Doğu Türkistan'ın 1949 yılından beri Çin işgali altında olduğunu ve o günden bu yana Doğu Türkistan'dan feryatların hiç eksik olmadığını vurgulayan Başkan Deniz, “Fakat kulaklar sağır, gönüller körleşmiş modern dünyada. Ne Çin işkencesi görüldü, ne de zulüm altında yükselen feryatlar duyuldu” dedi.

Başkan Deniz, “Bugün Cenevre'de Birleşmiş Milletler (BM) İnsan Hakları Komisyonunda Çin Hükumetiyle karşılıklı olarak Çin'deki insan hakları ihlallerinin değerlendirileceği bir toplantı düzenlenecek. Bugünkü yapısına rağmen BM'nin, Çin'in Doğu Türkistan'da gerçekleştirdiği soykırımı en azından dünya kamuoyuna duyurması bakımından önemsiyoruz.

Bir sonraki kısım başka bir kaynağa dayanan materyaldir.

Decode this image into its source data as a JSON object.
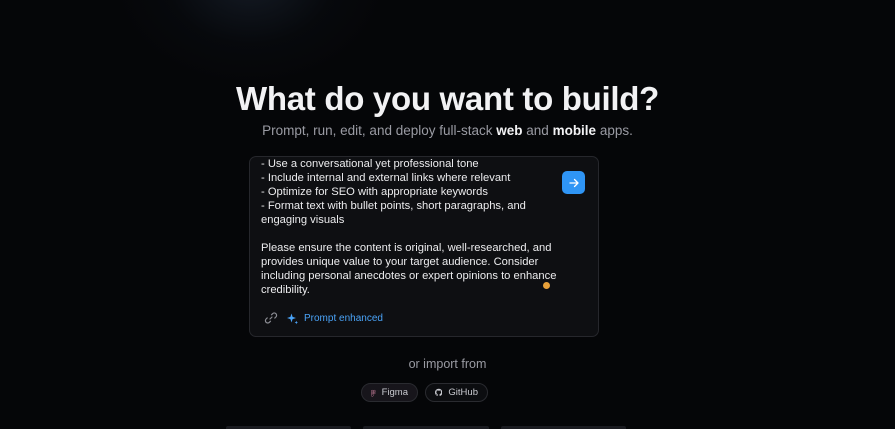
{
  "hero": {
    "title": "What do you want to build?",
    "subtitle_prefix": "Prompt, run, edit, and deploy full-stack ",
    "subtitle_web": "web",
    "subtitle_and": " and ",
    "subtitle_mobile": "mobile",
    "subtitle_suffix": " apps."
  },
  "prompt": {
    "text": "- Use a conversational yet professional tone\n- Include internal and external links where relevant\n- Optimize for SEO with appropriate keywords\n- Format text with bullet points, short paragraphs, and engaging visuals\n\nPlease ensure the content is original, well-researched, and provides unique value to your target audience. Consider including personal anecdotes or expert opinions to enhance credibility.",
    "enhance_label": "Prompt enhanced",
    "send_icon": "arrow-right-icon",
    "link_icon": "link-icon",
    "enhance_icon": "sparkle-icon",
    "accent_color": "#2f95f5"
  },
  "import": {
    "label": "or import from",
    "sources": [
      {
        "label": "Figma",
        "icon": "figma-icon"
      },
      {
        "label": "GitHub",
        "icon": "github-icon"
      }
    ]
  }
}
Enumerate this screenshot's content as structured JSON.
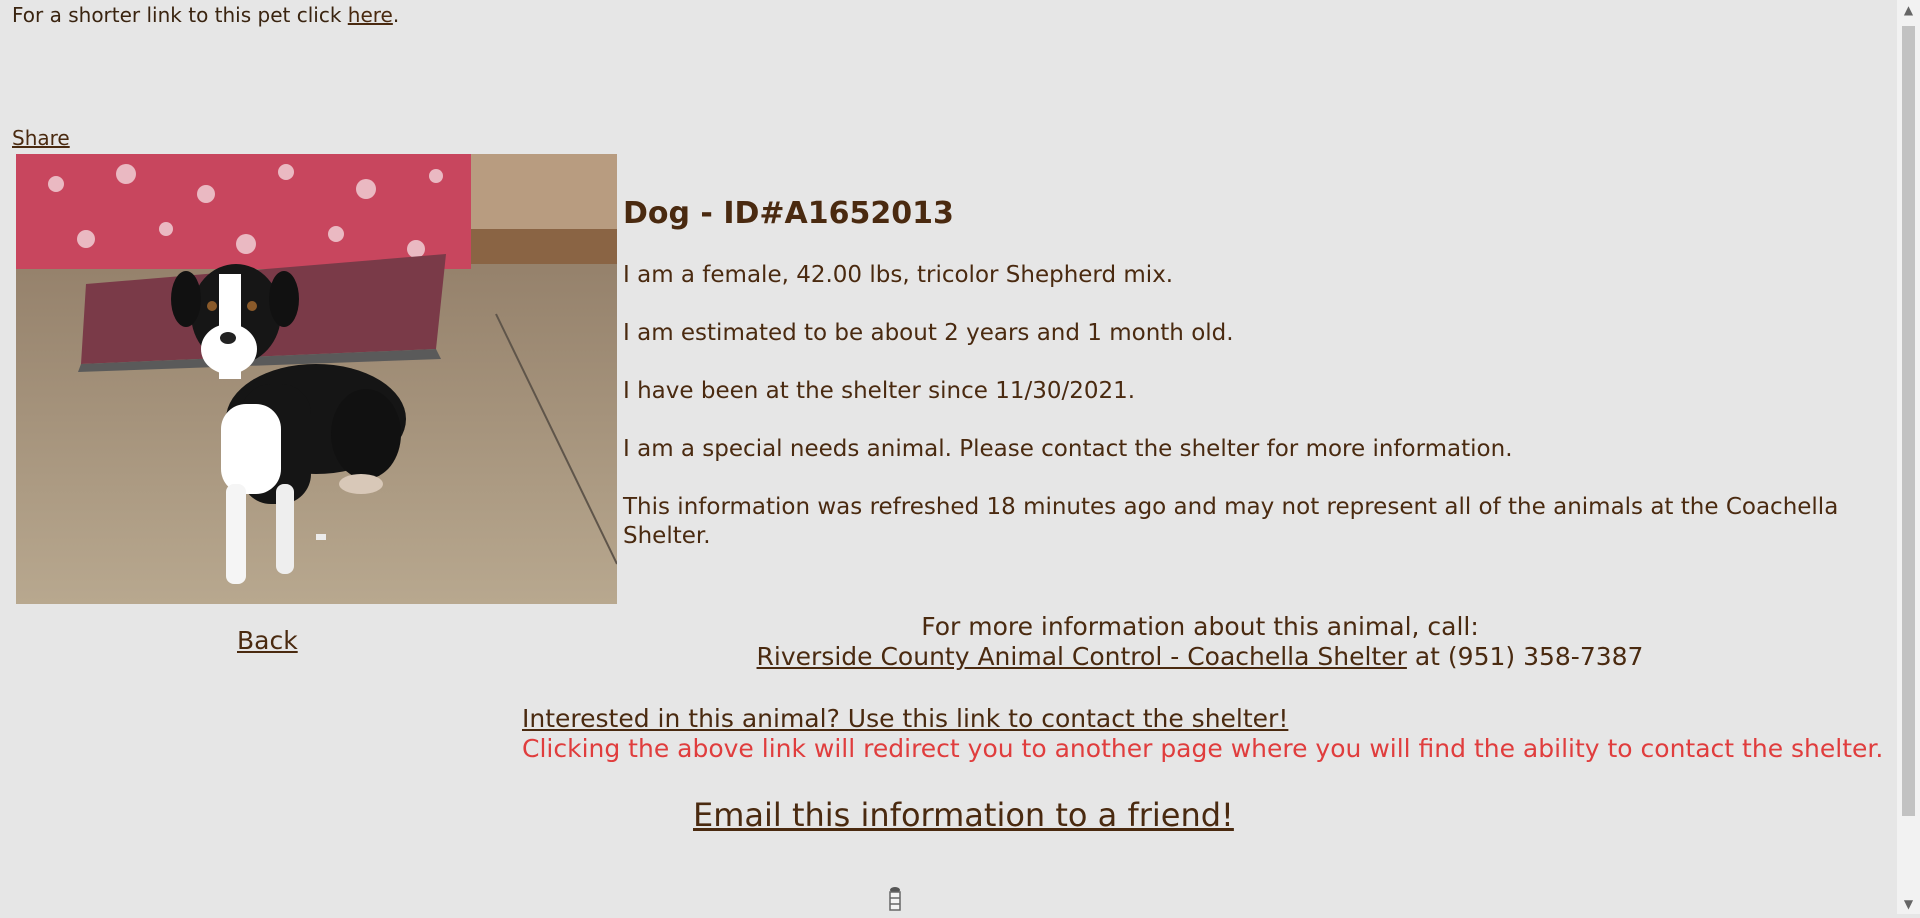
{
  "top": {
    "note_prefix": "For a shorter link to this pet click ",
    "here_link": "here",
    "note_suffix": "."
  },
  "share_label": "Share",
  "animal": {
    "title": "Dog - ID#A1652013",
    "lines": [
      "I am a female, 42.00 lbs, tricolor Shepherd mix.",
      "I am estimated to be about 2 years and 1 month old.",
      "I have been at the shelter since 11/30/2021.",
      "I am a special needs animal. Please contact the shelter for more information.",
      "This information was refreshed 18 minutes ago and may not represent all of the animals at the Coachella Shelter."
    ]
  },
  "back_label": "Back",
  "contact": {
    "call_text": "For more information about this animal, call:",
    "shelter_link": "Riverside County Animal Control - Coachella Shelter",
    "phone_text": " at (951) 358-7387"
  },
  "interest": {
    "link": "Interested in this animal? Use this link to contact the shelter!",
    "note": "Clicking the above link will redirect you to another page where you will find the ability to contact the shelter."
  },
  "email_label": "Email this information to a friend!",
  "colors": {
    "background": "#e6e6e6",
    "text": "#4a2a10",
    "warning": "#e03d3d"
  }
}
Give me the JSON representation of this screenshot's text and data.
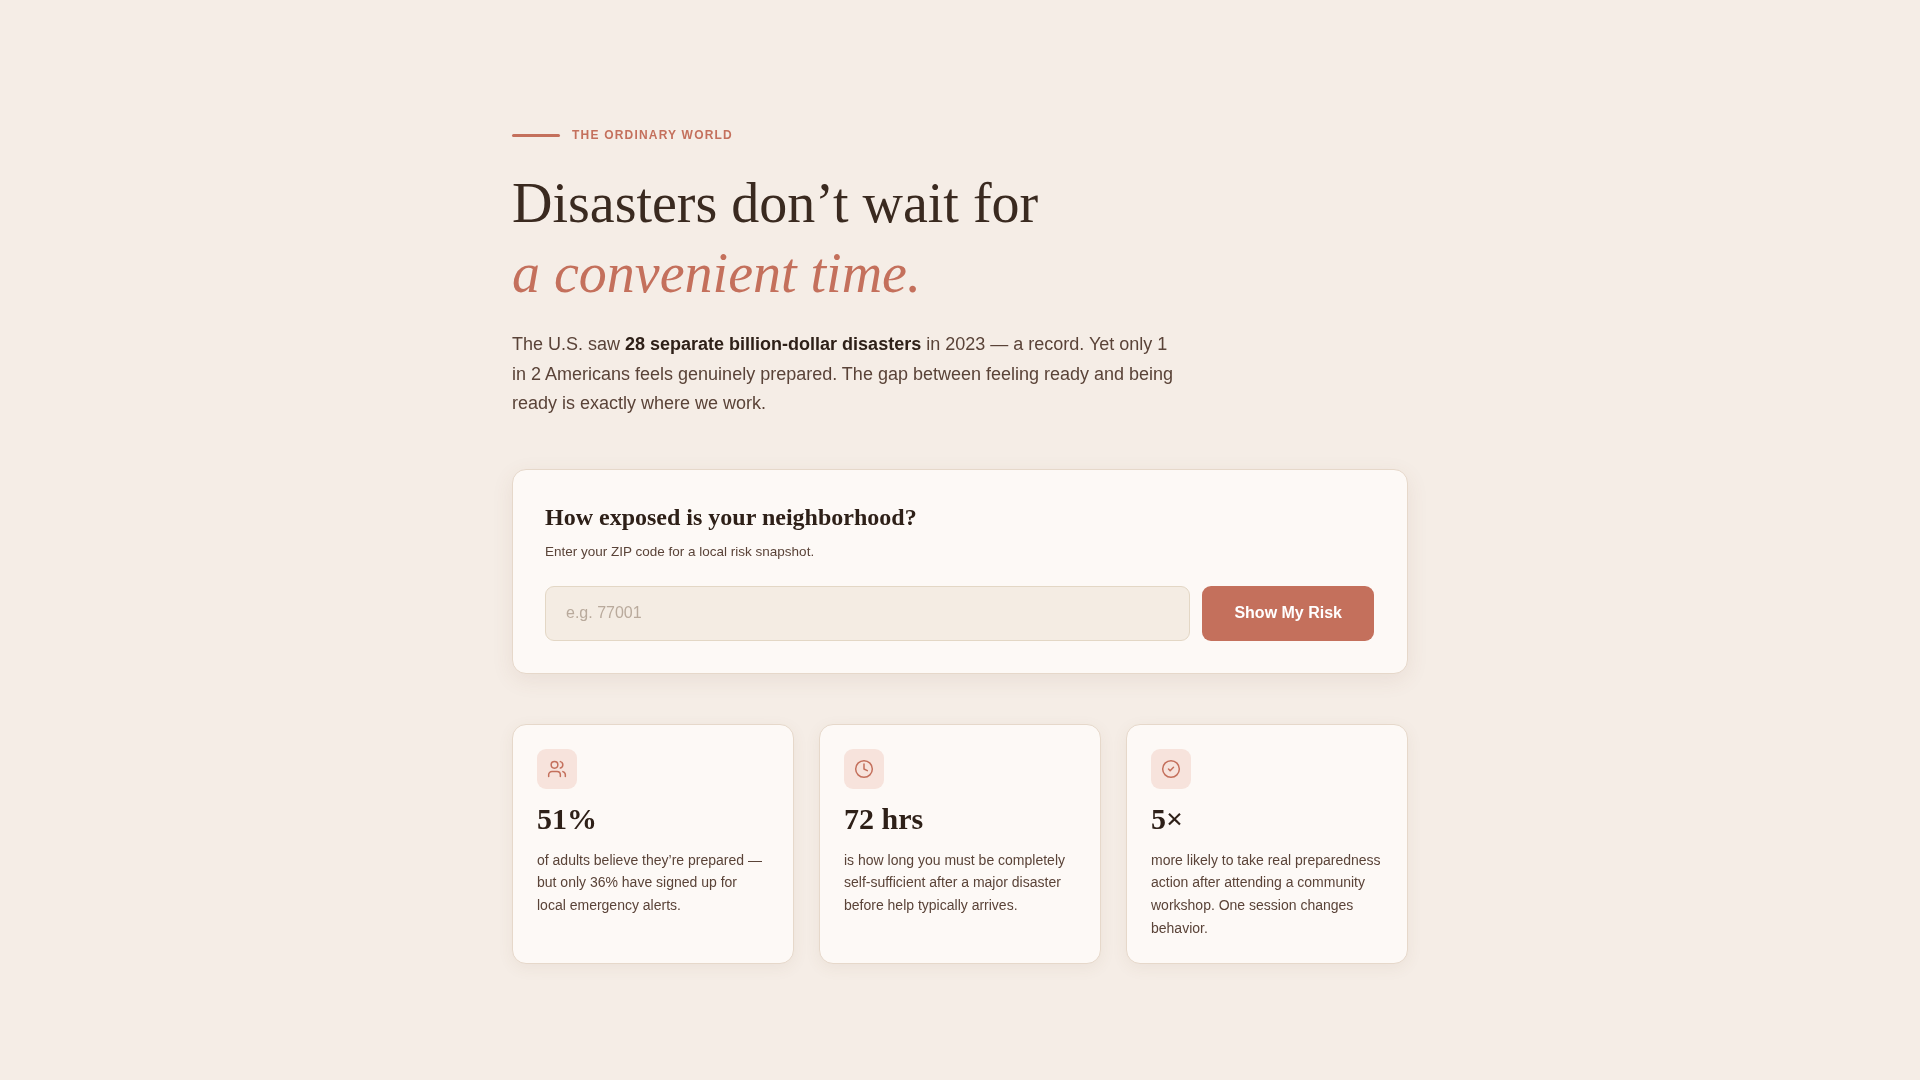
{
  "eyebrow": "THE ORDINARY WORLD",
  "headline": "Disasters don’t wait for *a convenient time.*",
  "intro": "The U.S. saw **28 separate billion-dollar disasters** in 2023 — a record. Yet only 1 in 2 Americans feels genuinely prepared. The gap between feeling ready and being ready is exactly where we work.",
  "risk_check": {
    "title": "How exposed is your neighborhood?",
    "subtitle": "Enter your ZIP code for a local risk snapshot.",
    "zip_field": {
      "placeholder": "e.g. 77001"
    },
    "button": "Show My Risk"
  },
  "stats": [
    {
      "value": "51%",
      "description": "of adults believe they’re prepared — but only 36% have signed up for local emergency alerts."
    },
    {
      "value": "72 hrs",
      "description": "is how long you must be completely self-sufficient after a major disaster before help typically arrives."
    },
    {
      "value": "5×",
      "description": "more likely to take real preparedness action after attending a community workshop. One session changes behavior."
    }
  ]
}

Çin'in Uygur Türklerine uyguladığı soykırımı, son zamanlarda gittikçe şiddetini artıran Amerika-Çin rekabetine politik meze yapmaya çalışanlara izin verilmemeli. Doğu Türkistan ve milyonlarca insan, iki emperyalist devletin çıkar kavgasında araç haline getirilmemeli. Biz bu noktada dünyanın bütün iyi insanlarına, insanlığa önemli vazifeler düştüğüne inanıyoruz. Eğer dünyanın iyi insanları bu konuyu sahiplenip, zulme karşı bir hat oluşturmazsa, Doğu Türkistan başta olmak üzere dünyanın birçok yerinde yaşayan mazlumlar iki zalimden birinin zulmüne maruz kalması kaçınılmazdır.

Dünyanın bütün iyi insanları zulme karşı güçlü bir hat oluşturmalı, adalet ve özgürlük dünyamıza hakim kılınmak için sorumluluk almalı. Hep birlikte haykırmalı, insan onuru dokunulmaz, özgürlükler kısıtlanamaz. Çin, Doğu Türkistan'da bir soykırım gerçekleştiriyor. Bunu yaparken de kendince meşrulaştırıcı bazı politik argümanlar geliştiriyor.

Zaten modern dünyada bütün katliamlar, zulümler bu kılıf altında, yani masum gibi görünen teoriler ve politik söylemlerle gerçekleştiriliyor. Çin hükumeti de, Doğu Türkistan'daki soykırımı, zulmü gizlemek için sosyo-ekonomik reformlar söylemini kullanıyor.

Çin fikri ıslahat adı altında bir milyondan fazla insanı hapishanelerde tutuyor. Çin komünist yönetimi kardeş aile projesi adı altında her Doğu Türkistanlının evine bir Çinli erkek yerleştirerek uygurların aile birliğini dağıtıyor. Evlenmemiş 16-25 yaş arası Uygur kızları Çin'in iç bölgelerine sürüldü. İlk yıl 240 bin, ikinci yıl ise bir milyon Uygur kızı ailesinin elinden zorla alınarak fabrika ve tarlalarda işçi yapıldı.

Kur'an okumanın, terör eğitimi, namaz kılmanın terör eylemi ve oruç tutmanın devlete başkaldırı olarak ilan edildiği Doğu Türkistan fotoğrafı Çin'in bu yüzyıla hediye ettiği utanç tablosudur. Çin hükumeti, kendi politikalarını meşrulaştırmak için El-Kaide, DAİŞ söylemlerinin arkasına gizlense de mızrak artık çuvala sığmıyor” şeklinde konuştu.

Eğitim Bir- Sen ve Memur- Sen Adıyaman ailesi olarak seslendiklerini Doğu Türkistan İslam medeniyetinin kadim bölgelerinden biri olduğunu belirten Başkan Deniz, “Hangi politikaları uygularsanız uygulayın, hangi söylemin arkasına gizlenirseniz gizlenin, Doğu Türkistan'dan ilk Müslüman Türk Hakanı Satuk Buğra Han'ı, Kaşgarlı Mahmud'u, şair, yazar ve devlet adamı Yusuf Has Hacip'i silemezsiniz. Biz insanlığın vicdan sesi olarak Doğu Türkistan'ın yanında Çinin ve zulmünün karşısındayız.

Bizler, medeniyetimizin değerlerine yüklenen adil insanlar olarak Doğu Türkistan adaletle, kardeşlerimiz özgürle bulaşana kadar susmayacağız. Biz inanıyoruz ki, insanlığın onur ve özgürlük savaşı karşısında ne Çin ne de Çin seddi dayanır” diye konuştu.